2014 GSA Annual Meeting in Vancouver, British Columbia (19–22 October 2014)

Paper No. 260-2
Presentation Time: 1:30 PM

AGES OF THE BUSHVELD COMPLEX


WALL, Corey J., Earth, Ocean and Atmospheric Sciences, University of British Columbia, Pacific Centre for Isotopic and Geochemical Research, 2020, Earth Sciences Building, 2207 Main Mall, Vancouver, BC V6T1Z4, Canada, SCOATES, James S., PCIGR, Dept. of Earth, Ocean and Atmospheric Sciences, University of British Columbia, 2020-2207 Main Mall, Vancouver, BC V6T-1Z4, Canada, FRIEDMAN, Richard M., Pacific Centre for Isotopic and Geochemical Research, Department of Earth, Ocean and Atmospheric Sciences, University of British Columbia, 2020-2207 Main Mall, Vancouver, BC V6T 1Z4, Canada, VANTONGEREN, Jill, Department of Earth and Planetary Sciences, Rutgers University, 610 Taylor Road, Piscataway, NJ 08854 and MATHEZ, Edmond A., Earth and Planetary Sciences, American Museum of Natural History, Central Park West at 79th Street, New York, NY 10024-5192

Determining the precise age and duration of magmatism of the Bushveld Complex, South Africa, the world’s largest layered intrusion, has been a longstanding problem.

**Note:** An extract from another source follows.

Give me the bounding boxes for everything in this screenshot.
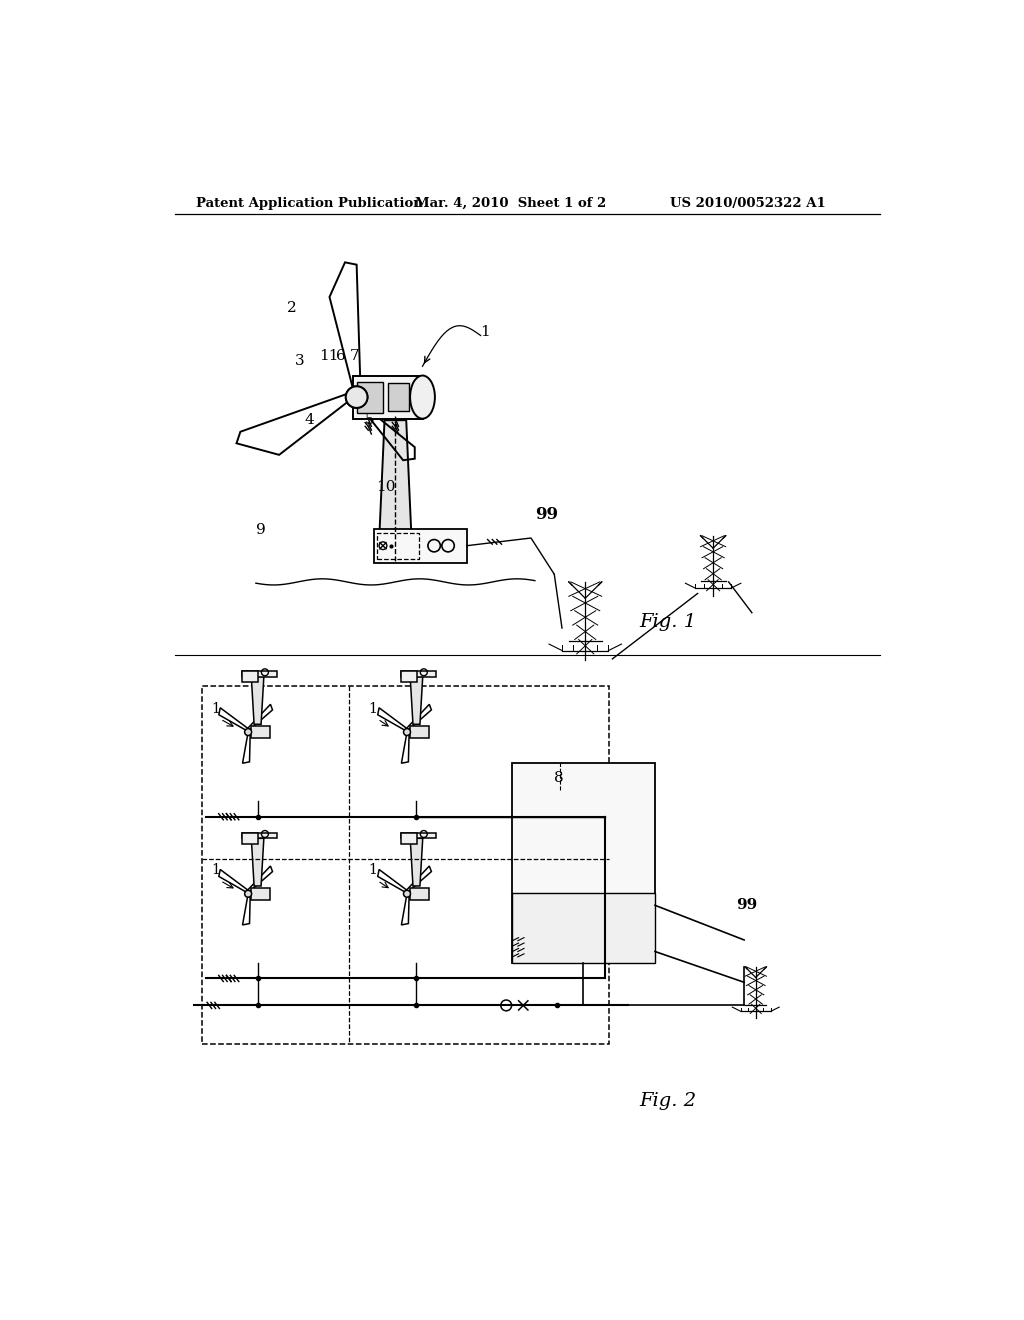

Mafic layered intrusions are typically assumed to represent simple stratigraphic successions of cumulates without significant time gaps between units. We have determined high-precision U-Pb zircon ages using the chemical abrasion-ID-TIMS technique, with EARTHTIME tracers and synthetic solutions, for 12 samples covering the entire stratigraphic sequence of the 8 km-thick Bushveld Complex. These dates establish a 5 million year record of magmatism and reveal the presence of distinct stratigraphic time gaps and non-stratigraphic ages. Based on zircon crystallization ages for samples in the Upper Critical Zone, including two different pyroxenites from beneath the PGE-rich UG2 chromitite and the Bastard Reef just below the Main Zone contact, the earliest phases of Bushveld magmatism occurred at ca. 2059-2060 Ma, coeval with the nearby ca. 2060 Ma Phalaborwa carbonatite. A pyroxenite from the Lower Critical Zone and two samples of the PGE-rich Merensky Reef (Western and Eastern Lobes) near the top of the Upper Critical Zone are identical in age at ca. 2057 Ma (age revised from [1]), indicating that the Merensky Reef was emplaced into pre-existing and solidified cumulates of the Upper Critical Zone. The most voluminous magmatic episode in the Bushveld Complex occurred in the interval of 2055-2056 Ma, including a harzburgite from the Lower Zone and a norite from the lowermost Main Zone (“Tennis Ball Marker”) at ca. 2056 Ma, and an Upper Zone gabbro ~50 m below the roof and various felsic roof rocks at ca. 2055 Ma. These dates support the proposal that some of the overlying Rooiberg Group felsites and related granophyres are fractional crystallization products of Bushveld mafic liquids [2]. The U-Pb geochronological results for the Bushveld Complex, combined with on-going results from the Stillwater Complex, indicate that distinct time gaps and non-stratigraphic ages may well be typical of major mafic layered intrusions formed under open-system processes.

[1] Scoates and Friedman (2008) Economic Geology 103:465–471; [2] Mathez, VanTongeren, and Schweitzer (2013) Contributions to Mineralogy and Petrology 166:435–449.